His world outside the industry was shrinking. He commented, “I didn’t like to refuse work ever. I was very lucky. Every time Paolo Roversi, Craig McDean or Steven Meisel called me, I accepted without hesitation. Then parades take up a good part of the year, and pretty soon you’re working Christmas Eve, Christmas and Thanksgiving, not seeing your family.”

He paused: “That’s right, I didn’t have a good rhythm.”

Van Seenus began to experience crippling anxiety and depression. He got so bad that he mightn’t get out of bed.

“That stopped my life completely,” he said. She had to find a way out. In 1997, she decided to give up modeling and move to Woodstock, New York, before moving to Los Angeles in 2001, where she enrolled at Santa Monica College to study art.

an act of appropriation

Art school became another way of finding herself. Van Seenus took classes in photography, pottery, printing, theatrical makeup, and much more.

“Human figure drawing was a beautiful experience,” he said. “It allowed me to appreciate a woman’s body once more.”

She began to show off the jewelry she had been making: intricate headdresses, collars, and gloves handwoven from metal, beads, and precious and semiprecious stones. Pieces from the ella Cootje line by ella (Dutch nickname for her paternal grandmother, Jacqueline) have been featured in Vogue.

Throughout the 2000s, the fashion world kept calling her name. Her modeling (although she only did it when she wanted) made it difficult for him to finish her studies. In 2015, she moved to New York to pursue both fashion and school, and began studying at the International Center of Photography; however, being on set had always been an apprenticeship in itself.

“One time he asked me if he might come over and sit down with my assistants to do Photoshop,” McDean said.

Marc Ascoli, founder and creative director of Atelier 32, said: “She was always curious. He asked questions.”
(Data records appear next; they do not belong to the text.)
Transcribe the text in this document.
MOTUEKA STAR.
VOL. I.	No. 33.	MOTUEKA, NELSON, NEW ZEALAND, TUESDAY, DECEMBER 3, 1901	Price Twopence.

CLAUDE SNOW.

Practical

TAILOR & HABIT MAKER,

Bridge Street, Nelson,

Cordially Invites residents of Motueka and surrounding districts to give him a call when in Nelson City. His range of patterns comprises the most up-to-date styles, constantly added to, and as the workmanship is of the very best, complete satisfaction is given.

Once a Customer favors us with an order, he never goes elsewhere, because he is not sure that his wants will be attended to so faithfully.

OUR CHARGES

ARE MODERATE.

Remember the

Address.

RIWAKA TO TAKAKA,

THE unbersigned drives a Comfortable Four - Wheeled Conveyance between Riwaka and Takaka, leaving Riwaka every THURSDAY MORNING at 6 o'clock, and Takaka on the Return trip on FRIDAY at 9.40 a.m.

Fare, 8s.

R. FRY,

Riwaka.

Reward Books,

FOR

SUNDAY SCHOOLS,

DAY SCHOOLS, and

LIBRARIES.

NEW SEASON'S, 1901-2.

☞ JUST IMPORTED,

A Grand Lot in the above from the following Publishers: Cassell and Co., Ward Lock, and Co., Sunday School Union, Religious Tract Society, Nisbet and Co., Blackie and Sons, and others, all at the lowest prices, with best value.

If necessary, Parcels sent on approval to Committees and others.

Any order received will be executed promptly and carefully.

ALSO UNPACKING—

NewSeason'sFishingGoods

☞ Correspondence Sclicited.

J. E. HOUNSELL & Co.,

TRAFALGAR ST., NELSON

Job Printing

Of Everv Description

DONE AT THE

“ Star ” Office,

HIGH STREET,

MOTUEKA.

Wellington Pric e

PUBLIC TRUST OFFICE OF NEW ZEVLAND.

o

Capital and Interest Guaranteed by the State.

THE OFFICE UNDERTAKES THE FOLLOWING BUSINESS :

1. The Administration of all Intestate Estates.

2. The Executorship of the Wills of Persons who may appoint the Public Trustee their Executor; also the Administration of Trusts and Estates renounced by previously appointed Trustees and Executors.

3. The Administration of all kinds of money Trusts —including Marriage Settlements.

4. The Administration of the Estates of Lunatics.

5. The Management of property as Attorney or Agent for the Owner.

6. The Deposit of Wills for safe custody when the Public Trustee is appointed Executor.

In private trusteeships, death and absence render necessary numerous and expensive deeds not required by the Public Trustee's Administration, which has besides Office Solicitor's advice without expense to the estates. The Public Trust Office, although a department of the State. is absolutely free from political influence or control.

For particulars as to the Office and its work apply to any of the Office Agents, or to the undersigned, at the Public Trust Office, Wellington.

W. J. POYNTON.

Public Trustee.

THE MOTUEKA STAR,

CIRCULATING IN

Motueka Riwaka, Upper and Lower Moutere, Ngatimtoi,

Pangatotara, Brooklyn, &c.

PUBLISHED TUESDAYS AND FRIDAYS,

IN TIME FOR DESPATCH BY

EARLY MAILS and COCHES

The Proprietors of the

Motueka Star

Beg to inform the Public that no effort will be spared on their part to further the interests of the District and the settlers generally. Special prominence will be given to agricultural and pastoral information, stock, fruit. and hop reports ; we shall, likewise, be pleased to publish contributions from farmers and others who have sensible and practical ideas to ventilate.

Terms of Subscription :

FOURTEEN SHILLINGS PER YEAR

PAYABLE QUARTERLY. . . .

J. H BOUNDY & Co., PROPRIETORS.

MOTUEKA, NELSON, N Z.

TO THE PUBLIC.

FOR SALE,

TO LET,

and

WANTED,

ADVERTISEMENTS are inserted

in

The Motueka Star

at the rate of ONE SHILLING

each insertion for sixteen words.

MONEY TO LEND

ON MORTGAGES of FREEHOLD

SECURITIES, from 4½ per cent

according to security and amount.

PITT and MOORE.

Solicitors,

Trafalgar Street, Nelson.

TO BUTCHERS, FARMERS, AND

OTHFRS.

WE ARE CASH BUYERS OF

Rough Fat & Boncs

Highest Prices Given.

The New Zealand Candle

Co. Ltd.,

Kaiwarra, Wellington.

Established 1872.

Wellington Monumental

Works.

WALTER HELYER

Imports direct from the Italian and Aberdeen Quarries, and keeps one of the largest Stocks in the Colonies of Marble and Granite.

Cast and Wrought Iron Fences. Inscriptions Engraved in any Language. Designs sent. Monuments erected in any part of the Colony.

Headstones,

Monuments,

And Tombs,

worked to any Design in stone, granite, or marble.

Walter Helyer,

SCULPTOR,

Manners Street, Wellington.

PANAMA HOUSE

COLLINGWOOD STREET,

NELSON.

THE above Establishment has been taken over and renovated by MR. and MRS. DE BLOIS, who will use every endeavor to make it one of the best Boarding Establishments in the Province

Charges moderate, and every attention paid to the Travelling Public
Like many of the great photographers he has worked with, he prefers analogue cameras and likes to shoot with a dual-lens Rolleiflex or a Leica MC. The Polaroid is still his favorite.

“It is what it is,” he says. “Everything else can change with processing and Photoshop, but with Polaroid, it’s the only true version. You don’t have full control.” (In another form of expression, Van Seenus also embroiders his Polaroids with beads.) Friedlander is an encouraging colleague who proudly champions her work. Both he and his two daughters have become targets under the watchful eye of Van Seenus.

“I love that she points the lens at herself,” said Karen Elson, 43, who remembers Van Seenus helping pave the way for her as a young model. “She is reclaiming a part of herself following all these years of being the ‘muse’ (and I use that word reluctantly). What I like is that she is taking ownership of that space.”